Suele suscribir algunas cosas y hacer acto de presencia protocolar en otras como jefa del Estado. Pero de ahí a sentar autoridad como tal, no hay nada importante y trascendente que podamos reconocerle, excepto el Consejo de Estado que convocó en noviembre y que extrañamente, pese a los resultados relativamente exitosos que generó en la guerra contra el crimen organizado, no ha tenido el seguimiento debido desde Palacio de Gobierno.
La mandataria ha convertido la jefatura del Estado en una prerrogativa suntuaria, todo un lujo del que ella habría decidido prescindir, porque supuestamente no lo necesita. Parecería bastarle solo el ejercicio del día a día presidencial y su mando directo sobre las Fuerzas Armadas y Policiales.
Quizás toda la culpa de ver la jefatura del Estado como una suntuosidad a usar o a no usar no viene de la señora Boluarte, sino de nuestra propia Constitución, que establece, en su artículo 110, que el presidente de la República es el jefe del Estado, así, sin más precisiones, con la consiguiente duda y ambigüedad sobre cuál es la última instancia del poder.
Si la jefatura del Estado funcionara realmente como última instancia (al estilo de las monarquías republicanas) podría ser un potencial factor de unidad en una estructura social compleja como la peruana que se desintegra cada vez más políticamente, según lo demuestra la cincuentena de partidos listos a competir en el 2026 por la presidencia y el Congreso.

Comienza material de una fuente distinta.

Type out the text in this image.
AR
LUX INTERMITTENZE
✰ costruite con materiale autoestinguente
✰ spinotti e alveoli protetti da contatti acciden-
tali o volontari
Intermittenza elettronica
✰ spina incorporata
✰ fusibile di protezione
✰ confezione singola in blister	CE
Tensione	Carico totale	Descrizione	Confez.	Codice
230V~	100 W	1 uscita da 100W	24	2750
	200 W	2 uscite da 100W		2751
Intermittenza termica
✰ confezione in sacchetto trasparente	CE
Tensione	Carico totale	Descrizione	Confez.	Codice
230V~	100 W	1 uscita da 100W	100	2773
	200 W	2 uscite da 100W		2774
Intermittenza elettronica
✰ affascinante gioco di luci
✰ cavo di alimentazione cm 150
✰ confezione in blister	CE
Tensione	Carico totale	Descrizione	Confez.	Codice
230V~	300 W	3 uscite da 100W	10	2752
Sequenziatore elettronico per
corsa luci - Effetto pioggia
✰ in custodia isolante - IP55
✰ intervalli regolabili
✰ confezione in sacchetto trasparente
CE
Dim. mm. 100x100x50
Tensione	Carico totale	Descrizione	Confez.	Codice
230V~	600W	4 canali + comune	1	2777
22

Señora presidenta, no convierta en un lujo la jefatura del Estado ni pretenda darse el lujo de obviar su importancia. Úsela en el ejercicio de poder que le falta, convocando más frecuentemente al Consejo de Estado, única instancia, no importa si de facto, donde usted puede sentirse sobre y con todos los demás poderes, para construir una estrategia del más alto nivel frente a la violencia criminal. No reduzca en este tema su capacidad de fuerza solo a un par de ministerios. La monstruosidad de asesinatos, secuestros y extorsiones le exige asumir, sin tregua, el liderazgo de una irreemplazable estrategia integral de mayor envergadura política, congresal, fiscal, judicial y de inteligencia.
Creo que el jefe del Gabinete, Gustavo Adrianzén, y el ministro del Interior, Juan José Santiváñez, lejos de temer perder protagonismo en una guerra contra el crimen que escapa de sus manos, deberían ser los primeros en promover el liderazgo y predicamento ampliado de Boluarte desde el Consejo de Estado, que debiera ser convocado para construir una instancia de autoridad política mucho mayor y efectiva que la que ella ha podido tener hasta hoy ante la escalada homicida que cobra tantas vidas en las calles, tanto dolor en familias enteras y tanta impunidad en nuestro sistema policial, fiscal y judicial.